I find situational humour to be effective, in what I read and write. The strange stories of Richard Brautigan and the picaresque novels of Donald Harington tickle my funny bone. I still smile, remembering some of the misunderstandings they engineered for their characters
What's funny to me, is when someone is behaving in a way that's perfectly normal for them, but which is bizarre and open to misinterpretation by others. In a novella I wrote, a recently divorced man falsely accused of a murder takes refuge in his home-built garden shed where he's laid out a model railway on shelving around the walls. He sleeps on a camp-bed in the middle of the floor, ensconced in a sleeping bag, captivated by the lights in the carriages of his trains as they race around him. This eccentric fellow was based on a neighbour from my childhood, whose ogre of a wife chased him out to the shed at night, to play with his choo-choos!
What makes you laugh?
Are there any humorous writers you'd recommend?

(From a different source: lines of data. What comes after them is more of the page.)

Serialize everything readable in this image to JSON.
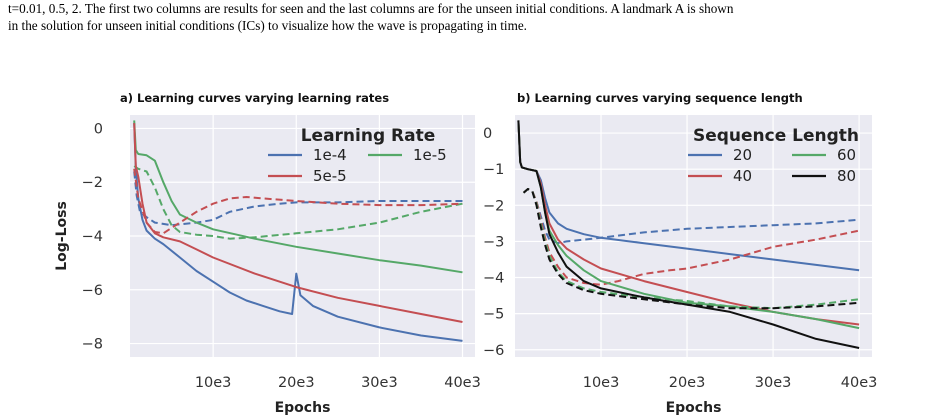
{
  "caption": {
    "line1": "t=0.01, 0.5, 2. The first two columns are results for seen and the last columns are for the unseen initial conditions. A landmark A is shown",
    "line2": "in the solution for unseen initial conditions (ICs) to visualize how the wave is propagating in time."
  },
  "colors": {
    "blue": "#4c72b0",
    "red": "#c44e52",
    "green": "#55a868",
    "black": "#111111",
    "plot_bg": "#eaeaf2",
    "grid": "#ffffff"
  },
  "chart_data": [
    {
      "type": "line",
      "title": "a) Learning curves varying learning rates",
      "xlabel": "Epochs",
      "ylabel": "Log-Loss",
      "xlim": [
        0,
        41500
      ],
      "ylim": [
        -8.5,
        0.5
      ],
      "xticks": [
        10000,
        20000,
        30000,
        40000
      ],
      "xtick_labels": [
        "10e3",
        "20e3",
        "30e3",
        "40e3"
      ],
      "yticks": [
        0,
        -2,
        -4,
        -6,
        -8
      ],
      "ytick_labels": [
        "0",
        "−2",
        "−4",
        "−6",
        "−8"
      ],
      "grid": true,
      "legend": {
        "title": "Learning Rate",
        "placement": "top-right",
        "entries": [
          "1e-4",
          "1e-5",
          "5e-5"
        ]
      },
      "series": [
        {
          "name": "1e-4",
          "color": "blue",
          "style": "solid",
          "x": [
            500,
            700,
            1000,
            1500,
            2000,
            3000,
            4000,
            6000,
            8000,
            10000,
            12000,
            14000,
            16000,
            18000,
            19500,
            20000,
            20500,
            22000,
            25000,
            30000,
            35000,
            40000
          ],
          "y": [
            0.2,
            -1.5,
            -2.6,
            -3.4,
            -3.8,
            -4.1,
            -4.3,
            -4.8,
            -5.3,
            -5.7,
            -6.1,
            -6.4,
            -6.6,
            -6.8,
            -6.9,
            -5.4,
            -6.2,
            -6.6,
            -7.0,
            -7.4,
            -7.7,
            -7.9
          ]
        },
        {
          "name": "1e-4",
          "color": "blue",
          "style": "dashed",
          "x": [
            500,
            800,
            1200,
            2000,
            3000,
            5000,
            8000,
            10000,
            12000,
            15000,
            18000,
            20000,
            25000,
            30000,
            35000,
            40000
          ],
          "y": [
            -1.6,
            -2.5,
            -3.1,
            -3.3,
            -3.5,
            -3.6,
            -3.5,
            -3.4,
            -3.1,
            -2.9,
            -2.8,
            -2.75,
            -2.75,
            -2.7,
            -2.7,
            -2.7
          ]
        },
        {
          "name": "1e-5",
          "color": "green",
          "style": "solid",
          "x": [
            500,
            700,
            1000,
            2000,
            3000,
            4000,
            5000,
            6000,
            8000,
            10000,
            15000,
            20000,
            25000,
            30000,
            35000,
            40000
          ],
          "y": [
            0.3,
            -0.8,
            -0.95,
            -1.0,
            -1.2,
            -2.0,
            -2.7,
            -3.2,
            -3.5,
            -3.75,
            -4.1,
            -4.4,
            -4.65,
            -4.9,
            -5.1,
            -5.35
          ]
        },
        {
          "name": "1e-5",
          "color": "green",
          "style": "dashed",
          "x": [
            500,
            1000,
            2000,
            3000,
            4000,
            5000,
            6000,
            8000,
            10000,
            12000,
            15000,
            20000,
            25000,
            30000,
            35000,
            40000
          ],
          "y": [
            -1.4,
            -1.5,
            -1.6,
            -2.2,
            -3.0,
            -3.6,
            -3.85,
            -3.95,
            -4.0,
            -4.1,
            -4.05,
            -3.9,
            -3.75,
            -3.5,
            -3.1,
            -2.8
          ]
        },
        {
          "name": "5e-5",
          "color": "red",
          "style": "solid",
          "x": [
            500,
            700,
            1000,
            1500,
            2000,
            3000,
            4000,
            6000,
            8000,
            10000,
            15000,
            20000,
            25000,
            30000,
            35000,
            40000
          ],
          "y": [
            0.2,
            -1.4,
            -1.8,
            -2.8,
            -3.5,
            -3.9,
            -4.05,
            -4.2,
            -4.5,
            -4.8,
            -5.4,
            -5.9,
            -6.3,
            -6.6,
            -6.9,
            -7.2
          ]
        },
        {
          "name": "5e-5",
          "color": "red",
          "style": "dashed",
          "x": [
            500,
            1000,
            2000,
            3000,
            4000,
            5000,
            6000,
            8000,
            10000,
            12000,
            14000,
            16000,
            20000,
            25000,
            30000,
            35000,
            40000
          ],
          "y": [
            -1.5,
            -2.6,
            -3.5,
            -3.85,
            -3.9,
            -3.7,
            -3.5,
            -3.1,
            -2.8,
            -2.6,
            -2.55,
            -2.6,
            -2.7,
            -2.8,
            -2.85,
            -2.85,
            -2.8
          ]
        }
      ]
    },
    {
      "type": "line",
      "title": "b) Learning curves varying sequence length",
      "xlabel": "Epochs",
      "ylabel": "",
      "xlim": [
        0,
        41500
      ],
      "ylim": [
        -6.2,
        0.5
      ],
      "xticks": [
        10000,
        20000,
        30000,
        40000
      ],
      "xtick_labels": [
        "10e3",
        "20e3",
        "30e3",
        "40e3"
      ],
      "yticks": [
        0,
        -1,
        -2,
        -3,
        -4,
        -5,
        -6
      ],
      "ytick_labels": [
        "0",
        "−1",
        "−2",
        "−3",
        "−4",
        "−5",
        "−6"
      ],
      "grid": true,
      "legend": {
        "title": "Sequence Length",
        "placement": "top-right",
        "entries": [
          "20",
          "60",
          "40",
          "80"
        ]
      },
      "series": [
        {
          "name": "20",
          "color": "blue",
          "style": "solid",
          "x": [
            400,
            600,
            800,
            1500,
            2500,
            3000,
            3500,
            4000,
            5000,
            6000,
            8000,
            10000,
            15000,
            20000,
            25000,
            30000,
            35000,
            40000
          ],
          "y": [
            0.35,
            -0.8,
            -0.95,
            -1.0,
            -1.05,
            -1.3,
            -1.8,
            -2.2,
            -2.5,
            -2.65,
            -2.8,
            -2.9,
            -3.05,
            -3.2,
            -3.35,
            -3.5,
            -3.65,
            -3.8
          ]
        },
        {
          "name": "20",
          "color": "blue",
          "style": "dashed",
          "x": [
            1000,
            1500,
            2000,
            2500,
            3000,
            3500,
            4000,
            5000,
            6000,
            8000,
            10000,
            15000,
            20000,
            25000,
            30000,
            35000,
            40000
          ],
          "y": [
            -1.65,
            -1.55,
            -1.6,
            -1.9,
            -2.3,
            -2.7,
            -2.95,
            -3.05,
            -3.0,
            -2.95,
            -2.9,
            -2.75,
            -2.65,
            -2.6,
            -2.55,
            -2.5,
            -2.4
          ]
        },
        {
          "name": "40",
          "color": "red",
          "style": "solid",
          "x": [
            400,
            600,
            800,
            1500,
            2500,
            3000,
            3500,
            4000,
            5000,
            6000,
            8000,
            10000,
            15000,
            20000,
            25000,
            30000,
            35000,
            40000
          ],
          "y": [
            0.35,
            -0.8,
            -0.95,
            -1.0,
            -1.05,
            -1.4,
            -2.0,
            -2.5,
            -2.95,
            -3.2,
            -3.5,
            -3.75,
            -4.1,
            -4.4,
            -4.7,
            -4.95,
            -5.15,
            -5.3
          ]
        },
        {
          "name": "40",
          "color": "red",
          "style": "dashed",
          "x": [
            1000,
            1500,
            2000,
            2500,
            3000,
            3500,
            4000,
            5000,
            6000,
            8000,
            10000,
            12000,
            15000,
            18000,
            20000,
            25000,
            30000,
            35000,
            40000
          ],
          "y": [
            -1.65,
            -1.55,
            -1.6,
            -1.9,
            -2.4,
            -2.9,
            -3.3,
            -3.7,
            -4.0,
            -4.15,
            -4.2,
            -4.1,
            -3.9,
            -3.8,
            -3.75,
            -3.5,
            -3.15,
            -2.95,
            -2.7
          ]
        },
        {
          "name": "60",
          "color": "green",
          "style": "solid",
          "x": [
            400,
            600,
            800,
            1500,
            2500,
            3000,
            3500,
            4000,
            5000,
            6000,
            8000,
            10000,
            15000,
            20000,
            25000,
            30000,
            35000,
            40000
          ],
          "y": [
            0.35,
            -0.8,
            -0.95,
            -1.0,
            -1.05,
            -1.5,
            -2.2,
            -2.7,
            -3.1,
            -3.4,
            -3.8,
            -4.1,
            -4.45,
            -4.7,
            -4.8,
            -4.95,
            -5.15,
            -5.4
          ]
        },
        {
          "name": "60",
          "color": "green",
          "style": "dashed",
          "x": [
            1000,
            1500,
            2000,
            2500,
            3000,
            3500,
            4000,
            5000,
            6000,
            8000,
            10000,
            15000,
            20000,
            25000,
            30000,
            35000,
            40000
          ],
          "y": [
            -1.65,
            -1.55,
            -1.6,
            -1.95,
            -2.5,
            -3.0,
            -3.4,
            -3.85,
            -4.1,
            -4.3,
            -4.4,
            -4.55,
            -4.65,
            -4.8,
            -4.85,
            -4.75,
            -4.6
          ]
        },
        {
          "name": "80",
          "color": "black",
          "style": "solid",
          "x": [
            400,
            600,
            800,
            1500,
            2500,
            3000,
            3500,
            4000,
            5000,
            6000,
            8000,
            10000,
            15000,
            20000,
            25000,
            30000,
            35000,
            40000
          ],
          "y": [
            0.35,
            -0.8,
            -0.95,
            -1.0,
            -1.05,
            -1.5,
            -2.2,
            -2.8,
            -3.3,
            -3.7,
            -4.1,
            -4.3,
            -4.55,
            -4.75,
            -4.95,
            -5.3,
            -5.7,
            -5.95
          ]
        },
        {
          "name": "80",
          "color": "black",
          "style": "dashed",
          "x": [
            1000,
            1500,
            2000,
            2500,
            3000,
            3500,
            4000,
            5000,
            6000,
            8000,
            10000,
            15000,
            20000,
            25000,
            30000,
            35000,
            40000
          ],
          "y": [
            -1.65,
            -1.55,
            -1.6,
            -2.0,
            -2.6,
            -3.1,
            -3.5,
            -3.9,
            -4.15,
            -4.35,
            -4.45,
            -4.6,
            -4.75,
            -4.85,
            -4.85,
            -4.8,
            -4.7
          ]
        }
      ]
    }
  ]
}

How do you use comedy in your writing?
Actually telling jokes, like a standup comedian, is awkward to incorporate into the narrative, though the jokes that someone tells could be used to show their character. If they liked racist or sexist or religious jokes, the reader would have an idea of their stance on what has happened in a plot. Not that a person's sense of humour is a foolproof method of character analysis, for in a group there are social pressures to conform—individuals laugh because those around them are laughing.
Also, there's black humour, as often found in the emergency services—police, firefighters and medical personnel—tasteless jokes that help them through stressful situations. I've used dodgy banter in my crime novels, to stay true to how coppers, firemen and nurses react.
It's said that we laugh at what we secretly fear, and indeed folk laugh when they're scared and under threat—a nervous denial of what's happening to them.
Actually describing laughter is tricky, with a limited vocabulary of available verbs—my Roget's Thesaurus lists seventeen, including smile, simper, giggle and guffaw. Again, how a person laughs could be used as a guide to their character. I once knew a quiet and shy nurse who used to explode with laughter like a demented hyena, so much so, that people were visibly shocked by the racket, looking at her askance, which only made her howl even more.
I find situational humour to be effective, in what I read and write. The strange stories of Richard Brautigan and the picaresque novels of Donald Harington tickle my funny bone. I still smile, remembering some of the misunderstandings they engineered for their characters
What's funny to me, is when someone is behaving in a way that's perfectly normal for them, but which is bizarre and open to misinterpretation by others. In a novella I wrote, a recently divorced man falsely accused of a murder takes refuge in his home-built garden shed where he's laid out a model railway on shelving around the walls. He sleeps on a camp-bed in the middle of the floor, ensconced in a sleeping bag, captivated by the lights in the carriages of his trains as they race around him. This eccentric fellow was based on a neighbour from my childhood, whose ogre of a wife chased him out to the shed at night, to play with his choo-choos!
What makes you laugh?
Are there any humorous writers you'd recommend?
How do you use comedy in your writing?